In business the primary objective of communication is for it to be clear and efficient. It is very cumbersome to have to take out 2 hours for a meeting due to communication issues, when half an hour would have sufficed if all persons present spoke good English. And in business, time is money. Therefore, the communication factor will most definitely be taken into account when deciding the pros and cons of entering into a business relationship.
The language element really comes to the fore when deadlines have to be met; if the language barrier slows you down enough, you will simply not be able to perform as agreed upon, simply because getting to a correct understanding will take too much time, reviewing the result on the receiving end will be very work-intensive, and feedback will require too long to process properly.
But even before companies reach the above stage of being in the thick of actually doing business, there’s presentation. Non-native speakers of English tend to assume that presenting oneself in English comes naturally, which is certainly not the case. Advertising texts in brochures, slogans on billboards: these are primary tools used by companies to market themselves, and incorrect English usage or bad spelling will send a message of substandard quality and lack of attention to detail. Even large companies fall prey to such mistakes; take for example Volkswagen’s advertising campaign which featured the slogan “VW. For careless driving”. (italics by me; unfortunately, I haven’t been able to find a link to the campaign, but posters with this slogan are still up at selected Volkswagen dealerships) This does nothing to recommend the product, unless VW’s target group consists of drivers heading out onto the road without a care for the safety of their fellow road users. (An editorial glance over the slogan would have been enough to ensure that the word “carefree” would have been used instead.)
But wait: there’s more! Target language distinction matters. Spelling differs between English and American – “centre” v “center”, “valour” v “valor”, “grey” v “gray” – as do colloquialisms, or slang. It’s important not only to know this, but to be consistent in your use of either British or American English.
In formal documentation, the use of colloquialisms is not quite so prominent, but when discussing matters face-to-face, it plays a huge part. One of the standard anecdotes illustrating incorrect word choice is the man making a quick drawing of a schematic on the back of an envelope for his American business partner. They’re in a bar in New York, and he makes a mistake in his drawing. He calls over the waiter and asks for a rubber. Not so strange to British ears where a rubber is a synonym for an eraser, but to everyone else involved in this situation he just asked for a condom. Awkward…
English Linguistic Consultancy & Business
How can linguistic consultancy be useful to Dutch companies operating on the international playing field? The answer lies mostly in training and support.
A linguistics consultant can provide a company with general language training, and specific business and legal English training on a regular basis. If the company specifies the region with which it aims to conduct business, a consultant can also train staff in relevant culture and custom. In addition, these training sessions can target the relevant area of business and/or law.
The importance of cultural understanding is illustrated rather nicely in the movie Wall Street: Money Never Sleeps.

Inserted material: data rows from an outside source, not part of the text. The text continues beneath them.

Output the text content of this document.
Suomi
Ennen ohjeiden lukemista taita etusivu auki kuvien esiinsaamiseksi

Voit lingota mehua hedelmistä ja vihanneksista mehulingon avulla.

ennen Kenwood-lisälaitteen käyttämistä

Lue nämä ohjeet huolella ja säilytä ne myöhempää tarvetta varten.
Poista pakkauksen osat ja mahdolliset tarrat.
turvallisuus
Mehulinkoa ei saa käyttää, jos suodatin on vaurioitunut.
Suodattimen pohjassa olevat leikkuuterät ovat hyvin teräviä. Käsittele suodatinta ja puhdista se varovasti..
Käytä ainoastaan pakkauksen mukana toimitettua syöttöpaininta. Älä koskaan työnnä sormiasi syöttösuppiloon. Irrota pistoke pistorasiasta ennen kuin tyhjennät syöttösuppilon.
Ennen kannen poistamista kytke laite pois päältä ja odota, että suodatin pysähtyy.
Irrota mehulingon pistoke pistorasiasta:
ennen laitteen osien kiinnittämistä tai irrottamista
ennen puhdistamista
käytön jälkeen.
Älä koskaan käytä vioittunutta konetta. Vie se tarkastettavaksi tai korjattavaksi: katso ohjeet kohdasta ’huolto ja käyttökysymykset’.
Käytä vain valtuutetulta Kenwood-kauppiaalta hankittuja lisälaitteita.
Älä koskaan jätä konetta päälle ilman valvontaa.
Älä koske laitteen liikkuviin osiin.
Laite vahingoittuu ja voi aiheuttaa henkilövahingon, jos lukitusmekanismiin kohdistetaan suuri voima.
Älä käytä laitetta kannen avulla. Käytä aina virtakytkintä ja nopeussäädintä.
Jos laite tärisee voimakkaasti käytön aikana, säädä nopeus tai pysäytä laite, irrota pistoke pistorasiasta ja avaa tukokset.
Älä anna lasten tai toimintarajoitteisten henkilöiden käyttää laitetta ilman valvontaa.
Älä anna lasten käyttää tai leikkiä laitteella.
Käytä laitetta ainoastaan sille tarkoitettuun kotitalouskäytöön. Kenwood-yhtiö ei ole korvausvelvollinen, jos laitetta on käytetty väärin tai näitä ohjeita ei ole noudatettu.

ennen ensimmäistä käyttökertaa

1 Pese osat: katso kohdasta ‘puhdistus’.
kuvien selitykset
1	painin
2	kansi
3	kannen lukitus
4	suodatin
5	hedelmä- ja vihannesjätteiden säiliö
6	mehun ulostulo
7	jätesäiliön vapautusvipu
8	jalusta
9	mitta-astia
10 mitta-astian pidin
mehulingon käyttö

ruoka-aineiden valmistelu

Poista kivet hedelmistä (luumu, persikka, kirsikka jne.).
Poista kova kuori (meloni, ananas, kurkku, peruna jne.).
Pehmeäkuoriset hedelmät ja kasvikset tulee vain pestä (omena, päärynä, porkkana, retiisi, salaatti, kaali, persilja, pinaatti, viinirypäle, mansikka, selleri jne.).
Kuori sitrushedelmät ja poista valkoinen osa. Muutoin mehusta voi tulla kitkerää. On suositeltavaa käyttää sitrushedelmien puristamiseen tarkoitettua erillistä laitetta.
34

During a business meeting with Chinese investors, Jake Moore demonstrates an understanding of what Chinese business custom prescribes in order to express appreciation and respect for one’s negotiating partner, as well as a desire to move forward with the negotiations. His gesture earns him respect, as well as their interest in further exploring the options with which he has presented them. Yes, it is just a movie, but it is most definitely true that there is an added value to cultural sensitivity.
Linguistic consultancy can be applied in a more specialized context as well. Companies, such as trust firms and consultancy firms, often work in teams, with each team responsible for dealing with a specific client or business partner. A linguistic consultant – having signed a confidentiality agreement, naturally – can delve into the specifics of a project, preparing the team for any linguistic eventuality while working on the project. In other words: training sessions would then be aimed at a specific client as well as the specifics involved in the project in question, in order to create knowledge and awareness of business and/or legal terminology that will come up. That way, the team is always well-prepared, even for impromptu phone calls or spur of the moment meetings. This will show the company off as engaged, prepared and professional.
Of course, here too, the culture of the relevant geographical region would be included in the training sessions.
Linguistics consultants also prove their value when providing support, such as additional training in preparation for important scheduled meetings, presentations, pitches, and so on, as well as being able to edit documents on short notice.
All in all, in the field of international, a linguistics consultant can really make an enormous contribution to the professionalism of a company, something that is well worth the investment.